Fermo restando che gli assetti adeguati devono essere, comunque, interni all’azienda – non essendo possibile esternalizzarli, incaricando professionisti esterni di effettuare verifiche periodiche sull’andamento patrimoniale ed economico – finanziario dell’impresa – la struttura organizzativa, amministrativa e contabile dell’imprenditore può utilizzare contributi esterni. Per la maggioranza delle imprese, pertanto, ad una elaborazione interna dei dati dovrà seguire una periodica verifica da parte di un soggetto esperto, che sarà più o meno frequente in ragione delle caratteristiche dell’impresa e del suo andamento.
Il contributo di professionisti esterni (in particolare commercialisti ed avvocati) è poi imprescindibile qualora dall’attività di monitoraggio emerga un segnale di crisi, ovvero un segnale che faccia prevedere l’emersione della crisi, dato che in tal caso l’amministratore deve attuare con tempestività le misure per ovviare alla crisi e quindi scegliere ed attivare uno degli strumenti di regolazione della crisi di impresa previsti dal CCII.
4. Gli obblighi degli organi societari nell’adozione degli assetti
Organi competenti a predisporre gli adeguati assetti organizzativi sono, ai sensi e dell’art. 2381, comma 5 c.c., gli organi delegati, mentre organo competente a valutarne l’adeguatezza è, ai sensi e dell’art. 2381, comma 3 c.c., l’organo delegante. In assenza di organi delegati, gli obblighi di cui sopra gravano sull’amministratore unico o sul CdA nel suo complesso.

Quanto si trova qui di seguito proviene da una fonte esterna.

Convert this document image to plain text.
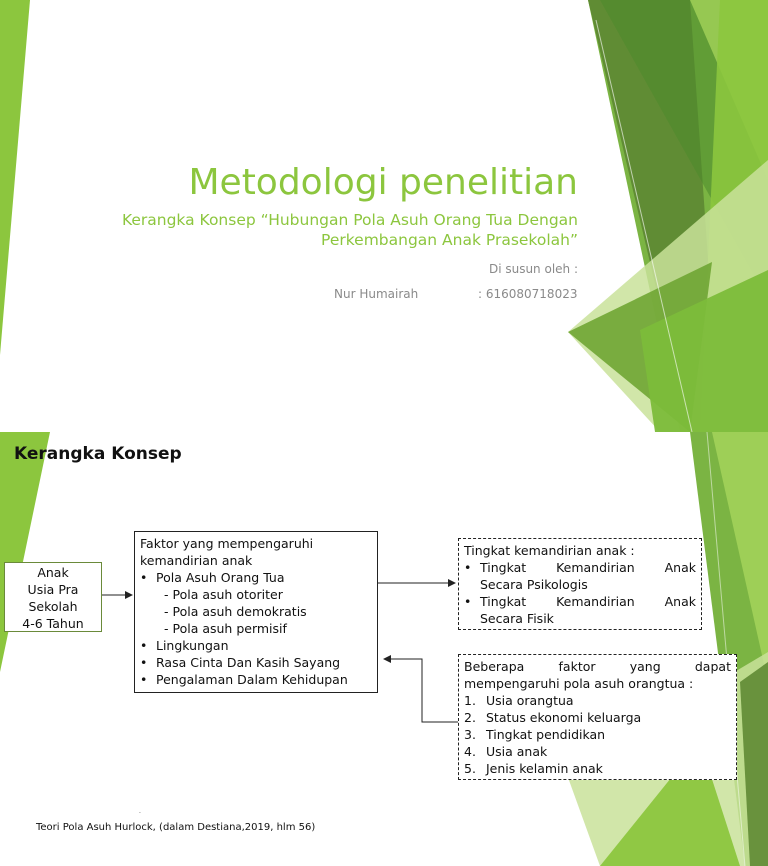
Metodologi penelitian
Kerangka Konsep “Hubungan Pola Asuh Orang Tua Dengan
Perkembangan Anak Prasekolah”
Di susun oleh :
Nur Humairah	: 616080718023
Kerangka Konsep
Anak
Usia Pra
Sekolah
4-6 Tahun
Faktor yang mempengaruhi
kemandirian anak
• Pola Asuh Orang Tua
- Pola asuh otoriter
- Pola asuh demokratis
- Pola asuh permisif
• Lingkungan
• Rasa Cinta Dan Kasih Sayang
• Pengalaman Dalam Kehidupan
Tingkat kemandirian anak :
• Tingkat Kemandirian Anak
Secara Psikologis
• Tingkat Kemandirian Anak
Secara Fisik
Beberapa	faktor	yang	dapat
mempengaruhi pola asuh orangtua :
1. Usia orangtua
2. Status ekonomi keluarga
3. Tingkat pendidikan
4. Usia anak
5. Jenis kelamin anak
.
Teori Pola Asuh Hurlock, (dalam Destiana,2019, hlm 56)
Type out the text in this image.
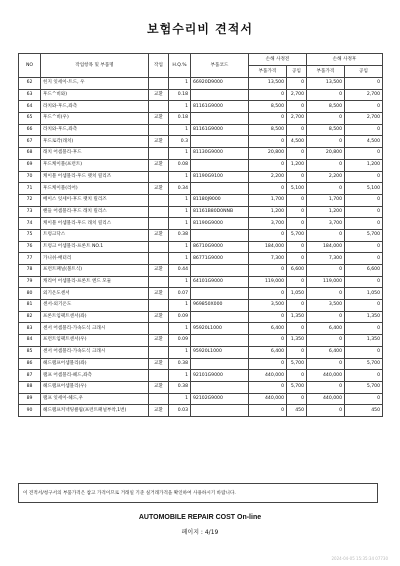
보험수리비 견적서
NO	작업항목 및 부품명	작업	H.Q.%	부품코드	손해 사정전		손해 사정후	
					부품가격	공임	부품가격	공임
62	힌지 잇세이-트드, 우		1	66920D9000	13,500	0	13,500	0
63	후드ᄉ비와)	교환	0.18		0	2,700	0	2,700
64	라치와-후드,좌측		1	81161G9000	8,500	0	8,500	0
65	후드ᄉ비(우)	교환	0.18		0	2,700	0	2,700
66	라치와-후드,좌측		1	81161G9000	8,500	0	8,500	0
67	후드로각(래치)	교환	0.3		0	4,500	0	4,500
68	래치 어셈블리-후드		1	81130G9000	20,800	0	20,800	0
69	후드케이블(프런트)	교환	0.08		0	1,200	0	1,200
70	케이블 어셈블리-후드 랫치 릴리즈		1	81190G9100	2,200	0	2,200	0
71	후드케이블(리어)	교환	0.34		0	5,100	0	5,100
72	베이스 잇세이-후드 랫치 릴리즈		1	81180J9000	1,700	0	1,700	0
73	핸들 어셈블리-후드 래치 릴리스		1	81161B80D0NNB	1,200	0	1,200	0
74	케이블 어셈블리-후드 래치 릴리스		1	81190G9000	3,700	0	3,700	0
75	트렁크닥스	교환	0.38		0	5,700	0	5,700
76	트렁크 어셈블리-프론트 NO.1		1	86710G9000	184,000	0	184,000	0
77	가니쉬-배터리		1	86771G9000	7,300	0	7,300	0
78	프런트패널(볼트식)	교환	0.44		0	6,600	0	6,600
79	캐리어 어셈블리-프론트 엔드 모듈		1	64101G9000	119,000	0	119,000	0
80	외기온도센서	교환	0.07		0	1,050	0	1,050
81	센서-외기온도		1	969850X000	3,500	0	3,500	0
82	프론트임팩트센서(좌)	교환	0.09		0	1,350	0	1,350
83	센서 어셈블리-가속도식 크래시		1	95920L1000	6,400	0	6,400	0
84	프런트임팩트센서(우)	교환	0.09		0	1,350	0	1,350
85	센서 어셈블리-가속도식 크래시		1	95920L1000	6,400	0	6,400	0
86	헤드램프어셈블리(좌)	교환	0.38		0	5,700	0	5,700
87	램프 어셈블리-헤드,좌측		1	92101G9000	440,000	0	440,000	0
88	헤드램프어셈블리(우)	교환	0.38		0	5,700	0	5,700
89	램프 잇세이-헤드,우		1	92102G9000	440,000	0	440,000	0
90	헤드램프커넥팅클립(프런트패널부착,1번)	교환	0.03		0	450	0	450
이 견적서/청구서의 부품가격은 참고 가격이므로 거래일 기준 실거래가격을 확인하여 사용하시기 바랍니다.
AUTOMOBILE REPAIR COST On-line
페이지 : 4/19
2024-04-05 15:35:34 07730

La legge prevede quindi la seguente una ripartizione di competenze in seno all’organo amministrativo:
- sugli organi delegati ricade l’obbligo di istituire e curare che l’assetto organizzativo, amministrativo e contabile risulti adeguato alla natura e alle dimensioni dell’impresa;
- al CdA spetta la valutazione dell’adeguatezza dell’assetto amministrativo istituito dagli organi delegati;
- al collegio sindacale spetta la vigilanza sull’adeguatezza dell’assetto organizzativo, amministrativo e contabile adottato dalla società e sul suo concreto funzionamento.
La realizzazione di un adeguato assetto organizzativo si realizza, dunque, attraverso due fasi: una prima, statica, di competenza degli amministratori (deleganti e delegati), e una seconda, dinamica, di competenza dell’organo di controllo.

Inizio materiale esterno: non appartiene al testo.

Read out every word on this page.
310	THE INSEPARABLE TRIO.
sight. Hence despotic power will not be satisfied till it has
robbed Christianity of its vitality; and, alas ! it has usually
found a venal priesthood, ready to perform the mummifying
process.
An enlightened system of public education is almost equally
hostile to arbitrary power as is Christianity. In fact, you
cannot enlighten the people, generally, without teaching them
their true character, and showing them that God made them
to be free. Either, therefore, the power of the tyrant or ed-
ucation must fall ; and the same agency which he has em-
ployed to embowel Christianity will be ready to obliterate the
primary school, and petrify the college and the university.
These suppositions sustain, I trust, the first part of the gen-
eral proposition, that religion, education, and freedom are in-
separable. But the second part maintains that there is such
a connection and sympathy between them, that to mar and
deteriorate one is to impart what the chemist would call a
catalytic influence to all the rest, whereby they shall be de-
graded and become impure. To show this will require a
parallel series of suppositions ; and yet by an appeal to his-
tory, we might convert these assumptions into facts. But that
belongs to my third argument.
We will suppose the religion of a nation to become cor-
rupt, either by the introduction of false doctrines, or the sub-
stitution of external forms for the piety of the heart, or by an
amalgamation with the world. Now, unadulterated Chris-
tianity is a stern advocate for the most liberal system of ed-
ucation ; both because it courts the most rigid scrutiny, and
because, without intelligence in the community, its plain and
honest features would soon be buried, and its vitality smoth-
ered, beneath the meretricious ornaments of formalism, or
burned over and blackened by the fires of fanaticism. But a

La deliberazione del CdA con cui viene affidata agli organi delegati la cura degli assetti dovrà essere sufficientemente chiara e dettagliata. Qualora la delega non attribuisca agli amministratori delegati la cura degli assetti, quale dovere specifico aggiuntivo a quello di amministrare la società nei limiti della delega (c.d. delega parziale), sembra preferibile ritenere che l’amministratore delegato – indipendentemente da quanto previsto nella delega – abbia un dovere di cura degli assetti, limitatamente a quegli ambiti direttamente o indirettamente ricompresi nella delega gestionale. Ad es., se la delega riguarda solamente l’attività imprenditoriale su mercati esteri, essa includerà implicitamente gli assetti organizzativi delle unità aziendali destinate a tale attività, ma non gli assetti generali della società.
Nel caso di delega frazionata a più amministratori, essi dovranno ritenersi comunque responsabili per la cura dei rispettivi assetti, ferma l’esigenza di un coordinamento – sia occorra) interpersonale tra gli organi delegati, sia (necessariamente) in sede collegiale – onde assicurare complessiva coerenza all’intero assetto organizzativo, amministrativo e contabile della società.

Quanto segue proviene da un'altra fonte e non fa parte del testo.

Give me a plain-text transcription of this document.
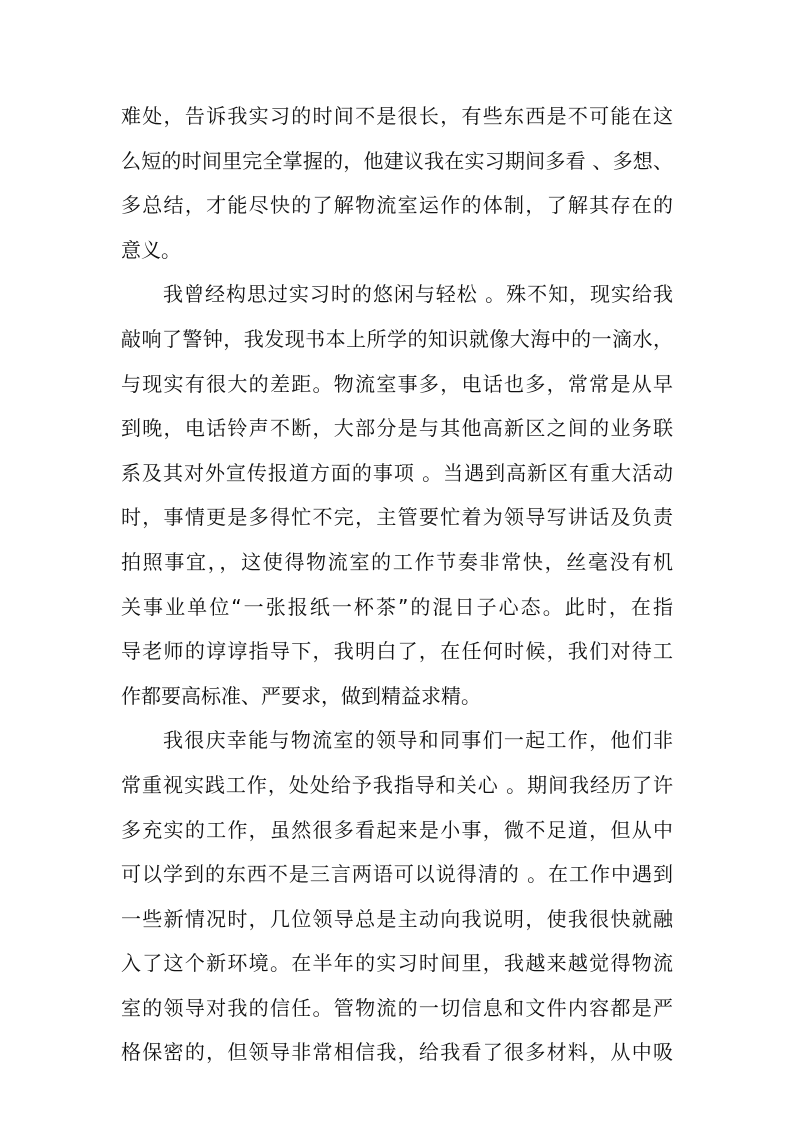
难处，告诉我实习的时间不是很长，有些东西是不可能在这
么短的时间里完全掌握的，他建议我在实习期间多看 、多想、
多总结，才能尽快的了解物流室运作的体制，了解其存在的
意义。
我曾经构思过实习时的悠闲与轻松 。殊不知，现实给我
敲响了警钟，我发现书本上所学的知识就像大海中的一滴水，
与现实有很大的差距。物流室事多，电话也多，常常是从早
到晚，电话铃声不断，大部分是与其他高新区之间的业务联
系及其对外宣传报道方面的事项 。当遇到高新区有重大活动
时，事情更是多得忙不完，主管要忙着为领导写讲话及负责
拍照事宜，，这使得物流室的工作节奏非常快，丝毫没有机
关事业单位“一张报纸一杯茶”的混日子心态。此时，在指
导老师的谆谆指导下，我明白了，在任何时候，我们对待工
作都要高标准、严要求，做到精益求精。
我很庆幸能与物流室的领导和同事们一起工作，他们非
常重视实践工作，处处给予我指导和关心 。期间我经历了许
多充实的工作，虽然很多看起来是小事，微不足道，但从中
可以学到的东西不是三言两语可以说得清的 。在工作中遇到
一些新情况时，几位领导总是主动向我说明，使我很快就融
入了这个新环境。在半年的实习时间里，我越来越觉得物流
室的领导对我的信任。管物流的一切信息和文件内容都是严
格保密的，但领导非常相信我，给我看了很多材料，从中吸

La predisposizione degli assetti non è invece di competenza del direttore generale, salva specifica delega al riguardo; tale soggetto è infatti nominato dall’assemblea e, seppure al vertice della gerarchia, resta un dipendente della società, mentre la gestione organizzativa è competenza esclusiva dell’organo gestorio. Ciò non toglie che il direttore generale possa collaborare con il CdA e con gli organi delegati, se nominati, nella costruzione degli assetti adeguati.
La valutazione sull’adeguatezza degli assetti da parte del CdA deve essere effettuata periodicamente, sulla base delle informazioni fornite dai delegati. A tal fine, assumono rilievo le previsioni di cui all’art. 2381, quinto comma, c.c. in forza delle quali le procedure interne devono assicurare un proficuo scambio di informazioni tra gli organi della società (e, nelle realtà di gruppo, tra gli organi della holding e delle società eterodirette), con cadenza almeno semestrale, rispetto al generale andamento della gestione e sulla sua prevedibile evoluzione così come dare evidenza di una pianificazione della gestione atta a garantire l’equilibrio economico, finanziario e patrimoniale della società.
Anche nelle S.r.l., l’istituzione degli assetti rientra nella competenza dell’organo amministrativo; l’art. 2475, comma 1, così come modificato dal D.lgs. n. 147/2020, ha infatti riservato in via esclusiva agli amministratori di S.r.l. l’istituzione degli assetti organizzativi interni alla società.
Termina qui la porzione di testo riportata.